Judge: Investor Claims Against Toyota Without Merit

A federal judge has rejected most accusations that Toyota knew about and hid purported acceleration problems in some of its vehicles.

LOS ANGELES (AP) -- A federal judge has rejected most claims made in a shareholder lawsuit against Toyota Motor Corp. that accused the Japanese automaker of knowing about and hiding purported acceleration problems in some of its vehicles.

U.S. District Judge Dale Fisher said in her July 7 ruling that Japanese law takes precedence, especially since many of those who sued Toyota bought company stock on foreign exchanges.

"This respect for foreign law would be completely subverted if foreign claims were allowed to be piggybacked into virtually every American securities fraud case," Fisher wrote in her 11-page decision.

Toyota spokeswoman Celeste Migliore said in a statement the company is pleased with the judge's ruling.

"Although the court has given plaintiffs the opportunity to amend their complaint with respect to the claims under U.S. law only, we believe that any such attempt will result in allegations that remain unsupported by both the facts and law," Migliore said.

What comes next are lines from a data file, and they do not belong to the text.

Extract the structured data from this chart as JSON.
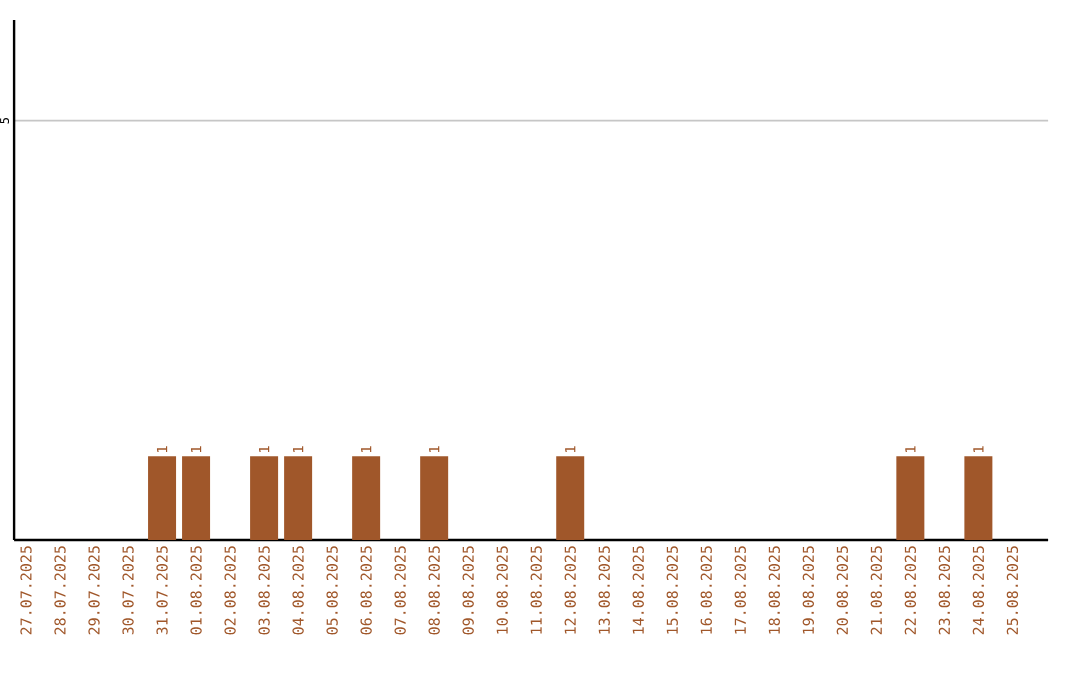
{
  "chart_data": {
    "type": "bar",
    "categories": [
      "27.07.2025",
      "28.07.2025",
      "29.07.2025",
      "30.07.2025",
      "31.07.2025",
      "01.08.2025",
      "02.08.2025",
      "03.08.2025",
      "04.08.2025",
      "05.08.2025",
      "06.08.2025",
      "07.08.2025",
      "08.08.2025",
      "09.08.2025",
      "10.08.2025",
      "11.08.2025",
      "12.08.2025",
      "13.08.2025",
      "14.08.2025",
      "15.08.2025",
      "16.08.2025",
      "17.08.2025",
      "18.08.2025",
      "19.08.2025",
      "20.08.2025",
      "21.08.2025",
      "22.08.2025",
      "23.08.2025",
      "24.08.2025",
      "25.08.2025"
    ],
    "values": [
      0,
      0,
      0,
      0,
      1,
      1,
      0,
      1,
      1,
      0,
      1,
      0,
      1,
      0,
      0,
      0,
      1,
      0,
      0,
      0,
      0,
      0,
      0,
      0,
      0,
      0,
      1,
      0,
      1,
      0
    ],
    "value_labels": [
      null,
      null,
      null,
      null,
      "1",
      "1",
      null,
      "1",
      "1",
      null,
      "1",
      null,
      "1",
      null,
      null,
      null,
      "1",
      null,
      null,
      null,
      null,
      null,
      null,
      null,
      null,
      null,
      "1",
      null,
      "1",
      null
    ],
    "color": "#a0572a",
    "ylim": [
      0,
      6.2
    ],
    "yticks": [
      5
    ],
    "grid": "y"
  }
}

The suit notes Toyota stock dropped about 20 percent in January and February 2010 when the company began recalling some of its models. The Japanese automaker has recalled about 14 million vehicles worldwide and it has paid the U.S. government a record $48.8 million in fines for its handling of three recalls.

Hundreds of lawsuits have been filed against Toyota, claiming economic loss and wrongful death due to sudden acceleration. Those suits are before a federal judge in Orange County and allege a design defect -- namely its electronic throttle control system -- is responsible for vehicles surging unexpectedly. Toyota has blamed driver error, faulty floor mats and sticky accelerator pedals for the unintended acceleration.

The automaker's defense was buoyed earlier this year when U.S. regulators said electronic flaws weren't to blame for unintended acceleration.

The first trials on the acceleration issue are expected to begin in 2013.